Строго говоря, в редакции собрались авторы несуществующего кино и авторы статей о несуществующем кино. Тем не менее, встреча, о которой так долго никто не говорил и не помышлял — состоялась.

ЛЮБОВЬ АРКУС: Я благодарна всем, кто пришел сегодня. Всем, кто не отговорился съемками, деловыми встречами, плохим настроением. Всем, кто преодолел естественное для людей нашего возраста внутреннее недоверие к подобного рода «мероприятиям». Не было ни привычки, ни потребности «браться за руки», и на то были свои причины, о которых уместно писать статью или поколенческое эссе, но никак не уместно распространяться сейчас — хотя бы потому, что об этих, вполне интимных материях каждому из нас все более или менее известно.

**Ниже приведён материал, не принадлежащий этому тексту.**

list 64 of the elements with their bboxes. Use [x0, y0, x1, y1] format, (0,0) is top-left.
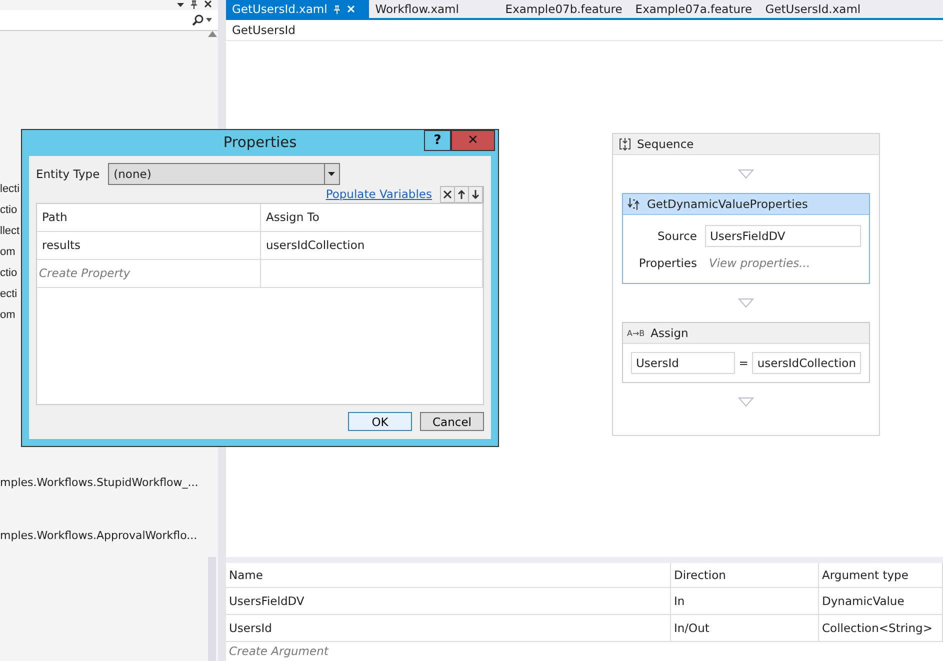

Но кое-кто уже начал «пропадать по одиночке», и теперь, в ноябре 1991 года, возможно, просто имеет смысл обсудить какие-то вещи. Будет проще, если мы сразу назовем эти вещи своими именами: кино и деньги, кино и рынок, кино и прокат. Деньги, рынок, прокат и защита прав человека. В данном случае — режиссера.

Фото С.Кацева

НИЙОЛЕ АДОМЕНАЙТЕ: Почему они все еще вкладывают деньги в кино? Вкладывают — меценаты и филантропы. Когда-то в прошлом или где-то далеко. Но не у нас. У нас — отмывают. Превращают шальные деньги в наличные. Схема очень простая. Допустим, я финансирую фильм Сережи Сельянова. Ему нужно, условно говоря, миллионов десять. Под его смету я провожу через банк еще столько же и кладу себе в карман. И мне больше ничего не нужно. Вот почему это финансируется. Все еще.

АЛЕКСАНДР РОГОЖКИН: И в этом нет ничего плохого — пусть финансируют. Другое дело, что все это ненадолго. Как и всякое недоразумение. Потому что лишь по недоразумению кинематограф стал той сферой, куда выгодно вкладывать деньги для быстрого оборота. Эта ситуация противоестественна и недостоверна. А следовательно — недолговечна.

КОНСТАНТИН ЛОПУШАНСКИЙ: Мечтая избавиться от государственной монополии в кино, мы точно знали, какие преимущества даст нам рынок, и напрочь забывали о проблемах, с ним связанных. А эти проблемы уже грозят обернуться катастрофой. Между тем, в цивилизованных странах, помимо свободного бизнеса, существуют еще и государственные дотации.

ОЛЕГ КОВАЛОВ: Зависеть от капризов чьей-то левой ноги? Кино должно быть государственным и только.

ИРИНА ТАРХАНОВА: А если придут добрые, мудрые меценаты…

АЛЕКСАНДР РОГОЖКИН: Для этого меценаты должны стать меценатами.

КОНСТАНТИН ЛОПУШАНСКИЙ: Это может длиться десятилетиями, и мы к тому времени…

ВАЛЕРИЙ ОГОРОДНИКОВ: Ну и что? Кто-то должен пойти в отвал.

* * *

Фото С.Кацева

АЛЕКСАНДР РОГОЖКИН: Все мы, кто сейчас сидит за этим столом — мы снимаем фильмы не для денег, а для себя. Мы и остаемся режиссерами для себя. И мне не очень верится, что нас будут смотреть. Не будет этого.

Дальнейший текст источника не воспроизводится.